A. Cardiogenic shock

B. Pleural effusion

C. Ventricular fibrillation

D. Pulmonary embolus

91. Following patient teaching regarding a scheduled minimally invasive direct coronary artery bypass (MIDCAB), the nurse determines the need for further instruction when the patient makes which statement?

A. “It frightens me to think that my heart will be stopped during surgery.”

B. “This surgery bypasses my artery that is blocked, and replaces it with sections of a vein or artery taken from another part of my body.”

C. “This surgery will hopefully control my angina since nothing else we have tried has worked.”

D. “I may come out of surgery with vessels removed from my legs.”

92. The patient being evaluated for a heart transplant asks the nurse what the survival rate is. Which is the correct response by the nurse?

A. “I’m not really sure. It is better if you ask your surgeon.”

B. “Every patient has different circumstances, but the average 5-year survival rate is 70%.”

C. “The survival rate is excellent. Almost all patients with a heart transplant live past 10 years.”

D. “There are not any really good statistics for me to give you an accurate estimate.”

93. The nurse reading admission data on a patient recognizes information that puts the patient at risk for coronary artery disease (CAD). Which characteristic place the patient at risk? (Select all that apply.)

A. 38-year-old African American

B. Low-density lipoprotein (LDL) 120, high-density lipoprotein (HDL) 68

C. Taking oral birth control pills

D. Nonsmoker for 10 years

E. Diagnosed with diabetes 2 years ago

94. The nurse instructs a patient that the pain of angina is due to ischemia of the myocardium, which is brought on by which factors? (Select all that apply.)

A. Exertion

B. Emotional excitement

C. Eating heavy meals

D. Exposure to cold

E. Allergic reaction

95. Herbs and supplements that have been found to lower cholesterol naturally are: (Select all that apply.)

A. garlic.

B. bananas.

C. oatmeal.

D. St. John’s wort.

E. soy products.

96. The nurse is aware that a positive diagnosis of a myocardial infarction (MI) is based on which diagnostic test results? (Select all that apply.)

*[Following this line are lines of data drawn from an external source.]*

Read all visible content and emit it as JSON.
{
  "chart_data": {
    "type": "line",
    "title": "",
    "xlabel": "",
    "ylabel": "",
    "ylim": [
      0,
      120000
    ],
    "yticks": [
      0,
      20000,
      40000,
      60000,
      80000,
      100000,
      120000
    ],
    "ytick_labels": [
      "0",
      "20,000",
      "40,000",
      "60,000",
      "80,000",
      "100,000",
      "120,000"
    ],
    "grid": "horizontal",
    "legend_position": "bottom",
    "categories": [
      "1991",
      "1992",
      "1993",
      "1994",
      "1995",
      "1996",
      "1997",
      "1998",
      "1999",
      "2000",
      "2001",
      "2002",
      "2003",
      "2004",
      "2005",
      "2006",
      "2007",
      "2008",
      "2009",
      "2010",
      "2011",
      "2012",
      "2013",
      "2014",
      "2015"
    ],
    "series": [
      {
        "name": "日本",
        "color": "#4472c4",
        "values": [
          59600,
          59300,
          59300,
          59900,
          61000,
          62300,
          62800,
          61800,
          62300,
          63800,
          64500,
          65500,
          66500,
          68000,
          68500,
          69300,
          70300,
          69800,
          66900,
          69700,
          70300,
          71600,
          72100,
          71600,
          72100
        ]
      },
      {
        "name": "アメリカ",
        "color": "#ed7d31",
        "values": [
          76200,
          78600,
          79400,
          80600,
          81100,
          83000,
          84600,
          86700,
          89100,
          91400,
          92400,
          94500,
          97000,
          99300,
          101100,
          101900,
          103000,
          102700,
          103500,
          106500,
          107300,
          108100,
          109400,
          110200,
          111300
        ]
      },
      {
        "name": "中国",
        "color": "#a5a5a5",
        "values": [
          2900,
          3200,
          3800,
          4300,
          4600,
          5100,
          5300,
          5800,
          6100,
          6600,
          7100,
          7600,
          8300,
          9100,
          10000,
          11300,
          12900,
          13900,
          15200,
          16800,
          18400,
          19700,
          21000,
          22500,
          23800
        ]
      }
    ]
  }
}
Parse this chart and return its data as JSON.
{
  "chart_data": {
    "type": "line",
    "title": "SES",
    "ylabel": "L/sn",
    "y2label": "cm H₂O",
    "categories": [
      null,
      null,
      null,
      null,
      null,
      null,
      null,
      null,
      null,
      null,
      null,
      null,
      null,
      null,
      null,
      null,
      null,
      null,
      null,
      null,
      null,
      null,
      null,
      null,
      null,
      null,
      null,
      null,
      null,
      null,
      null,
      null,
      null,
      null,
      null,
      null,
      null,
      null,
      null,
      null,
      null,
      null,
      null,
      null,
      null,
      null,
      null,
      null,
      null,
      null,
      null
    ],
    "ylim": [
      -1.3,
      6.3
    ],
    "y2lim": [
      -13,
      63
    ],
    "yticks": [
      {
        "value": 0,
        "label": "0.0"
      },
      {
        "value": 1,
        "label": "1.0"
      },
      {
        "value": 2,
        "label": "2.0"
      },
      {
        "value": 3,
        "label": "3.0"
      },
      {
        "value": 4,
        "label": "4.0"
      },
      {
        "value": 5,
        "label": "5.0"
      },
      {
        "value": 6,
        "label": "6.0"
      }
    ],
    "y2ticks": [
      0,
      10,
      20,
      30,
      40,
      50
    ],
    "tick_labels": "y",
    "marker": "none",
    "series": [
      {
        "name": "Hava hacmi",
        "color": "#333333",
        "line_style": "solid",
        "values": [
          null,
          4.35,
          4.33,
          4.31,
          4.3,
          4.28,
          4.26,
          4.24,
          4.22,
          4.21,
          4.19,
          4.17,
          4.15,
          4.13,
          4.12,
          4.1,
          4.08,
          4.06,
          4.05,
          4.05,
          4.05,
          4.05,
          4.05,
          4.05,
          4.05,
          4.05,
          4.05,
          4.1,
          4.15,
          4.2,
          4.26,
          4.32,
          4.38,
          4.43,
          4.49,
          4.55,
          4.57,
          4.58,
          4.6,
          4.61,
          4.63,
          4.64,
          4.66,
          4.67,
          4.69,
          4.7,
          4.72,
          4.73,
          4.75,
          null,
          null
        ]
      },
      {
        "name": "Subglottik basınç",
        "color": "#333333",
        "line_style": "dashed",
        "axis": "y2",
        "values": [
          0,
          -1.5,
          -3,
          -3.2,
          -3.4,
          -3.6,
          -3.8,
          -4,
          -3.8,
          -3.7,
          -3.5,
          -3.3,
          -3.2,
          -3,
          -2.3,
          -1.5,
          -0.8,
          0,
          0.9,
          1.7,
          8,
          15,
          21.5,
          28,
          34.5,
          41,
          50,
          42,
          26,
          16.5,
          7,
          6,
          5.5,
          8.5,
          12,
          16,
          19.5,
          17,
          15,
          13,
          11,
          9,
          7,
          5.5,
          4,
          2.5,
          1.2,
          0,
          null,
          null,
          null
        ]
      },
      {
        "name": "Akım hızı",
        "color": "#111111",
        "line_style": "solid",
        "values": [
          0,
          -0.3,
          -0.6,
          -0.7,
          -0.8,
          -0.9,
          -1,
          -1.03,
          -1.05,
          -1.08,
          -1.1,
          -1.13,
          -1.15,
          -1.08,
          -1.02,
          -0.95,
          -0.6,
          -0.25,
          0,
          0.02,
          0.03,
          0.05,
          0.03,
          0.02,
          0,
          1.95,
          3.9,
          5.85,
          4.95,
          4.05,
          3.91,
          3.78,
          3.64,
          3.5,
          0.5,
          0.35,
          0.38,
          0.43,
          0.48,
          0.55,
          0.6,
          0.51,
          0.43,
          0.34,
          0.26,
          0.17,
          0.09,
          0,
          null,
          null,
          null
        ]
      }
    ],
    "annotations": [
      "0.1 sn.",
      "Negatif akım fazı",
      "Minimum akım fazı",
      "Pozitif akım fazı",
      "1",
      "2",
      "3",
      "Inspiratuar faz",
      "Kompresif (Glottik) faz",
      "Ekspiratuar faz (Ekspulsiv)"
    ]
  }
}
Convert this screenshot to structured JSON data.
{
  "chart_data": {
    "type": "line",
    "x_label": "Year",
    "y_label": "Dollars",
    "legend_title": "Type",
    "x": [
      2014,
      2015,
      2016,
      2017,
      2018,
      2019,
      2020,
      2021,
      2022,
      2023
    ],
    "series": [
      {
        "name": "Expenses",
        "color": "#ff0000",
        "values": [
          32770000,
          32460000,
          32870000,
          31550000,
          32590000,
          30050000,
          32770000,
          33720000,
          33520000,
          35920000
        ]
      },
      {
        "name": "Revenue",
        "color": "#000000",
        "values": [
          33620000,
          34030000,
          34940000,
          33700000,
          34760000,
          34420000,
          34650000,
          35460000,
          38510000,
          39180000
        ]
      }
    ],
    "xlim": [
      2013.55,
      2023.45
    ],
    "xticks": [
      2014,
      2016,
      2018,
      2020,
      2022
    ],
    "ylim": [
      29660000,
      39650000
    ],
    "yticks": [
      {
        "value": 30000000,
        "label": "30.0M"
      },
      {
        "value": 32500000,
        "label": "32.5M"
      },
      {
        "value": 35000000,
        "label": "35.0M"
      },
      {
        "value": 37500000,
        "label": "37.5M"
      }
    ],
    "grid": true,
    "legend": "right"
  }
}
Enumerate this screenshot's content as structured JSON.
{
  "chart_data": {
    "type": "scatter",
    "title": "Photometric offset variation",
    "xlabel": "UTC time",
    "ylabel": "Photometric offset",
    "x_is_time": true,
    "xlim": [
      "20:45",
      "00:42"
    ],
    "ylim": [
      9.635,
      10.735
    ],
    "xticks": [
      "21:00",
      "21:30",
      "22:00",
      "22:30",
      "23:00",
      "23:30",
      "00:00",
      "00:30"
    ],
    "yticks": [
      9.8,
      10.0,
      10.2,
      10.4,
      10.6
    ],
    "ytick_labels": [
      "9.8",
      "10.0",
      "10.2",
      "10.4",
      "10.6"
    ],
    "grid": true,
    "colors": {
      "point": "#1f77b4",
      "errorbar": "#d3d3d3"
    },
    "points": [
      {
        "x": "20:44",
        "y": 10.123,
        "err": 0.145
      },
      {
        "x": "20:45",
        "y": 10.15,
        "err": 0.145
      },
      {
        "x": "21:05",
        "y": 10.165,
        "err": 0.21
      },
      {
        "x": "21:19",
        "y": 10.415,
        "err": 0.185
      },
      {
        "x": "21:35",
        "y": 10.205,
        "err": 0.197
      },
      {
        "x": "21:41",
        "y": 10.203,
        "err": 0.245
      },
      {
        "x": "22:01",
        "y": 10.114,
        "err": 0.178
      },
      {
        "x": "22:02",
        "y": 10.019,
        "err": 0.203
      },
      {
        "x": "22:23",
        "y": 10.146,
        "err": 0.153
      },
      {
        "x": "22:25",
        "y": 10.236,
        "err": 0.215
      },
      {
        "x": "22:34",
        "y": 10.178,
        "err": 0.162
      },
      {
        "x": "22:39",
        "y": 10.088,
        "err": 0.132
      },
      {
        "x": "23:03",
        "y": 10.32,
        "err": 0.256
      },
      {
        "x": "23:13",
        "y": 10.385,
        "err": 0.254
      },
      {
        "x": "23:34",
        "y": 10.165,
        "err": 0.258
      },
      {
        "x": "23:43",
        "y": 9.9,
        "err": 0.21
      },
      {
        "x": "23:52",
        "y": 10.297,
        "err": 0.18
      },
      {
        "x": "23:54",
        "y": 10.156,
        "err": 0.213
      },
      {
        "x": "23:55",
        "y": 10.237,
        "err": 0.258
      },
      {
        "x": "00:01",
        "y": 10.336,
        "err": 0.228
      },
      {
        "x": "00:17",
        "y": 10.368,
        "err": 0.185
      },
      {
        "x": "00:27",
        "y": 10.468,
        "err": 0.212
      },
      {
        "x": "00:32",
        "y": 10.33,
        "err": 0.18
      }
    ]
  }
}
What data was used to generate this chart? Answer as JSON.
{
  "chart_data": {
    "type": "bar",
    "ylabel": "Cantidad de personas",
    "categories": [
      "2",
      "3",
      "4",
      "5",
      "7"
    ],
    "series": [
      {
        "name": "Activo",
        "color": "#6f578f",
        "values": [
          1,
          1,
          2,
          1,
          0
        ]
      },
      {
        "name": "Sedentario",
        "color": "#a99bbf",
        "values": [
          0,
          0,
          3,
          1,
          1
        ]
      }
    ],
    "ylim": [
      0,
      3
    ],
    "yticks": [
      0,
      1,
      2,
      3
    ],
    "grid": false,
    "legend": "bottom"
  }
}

A. Electrocardiographic (ECG) changes in the QRS complex

B. Elevation of low-density lipoprotein (LDH)

C. Elevation of troponin levels

D. Elevated white blood cell (WBC) count

E. Elevated T wave

97. The nurse clarifies that the MONA protocol for drug administration in the emergent stage of a myocardial infarction (MI) involves the use of which therapies? (Select all that apply.)

A. Aspirin

B. Morphine

C. Nitrates

D. Antibiotics

E. Oxygen

F. Anticoagulants

98. The nurse encourages the patient who has had a myocardial infarction (MI) to enroll in the outpatient cardiac rehabilitation service, which offers: (Select all that apply.)

A. diet counseling.

B. supervised progressive exercise.

C. stress reduction techniques.

D. sexual counseling.

E. administration of cardiotonic drugs.

99. During the acute phase following a myocardial infarction (MI), the nurse prepares for the possibility of the patient receiving a temporary pacemaker in which circumstance(s)? (Select all that apply.)

A. The patient’s heart rate continues to remain above 100 beats/minute.

B. The patient is experiencing continued angina pain.

C. The patient experiences complete heart block.

D. The patient’s systolic BP drops below 100 consistently.

E. The patient’s pulse rate remains below 40 beats/minute.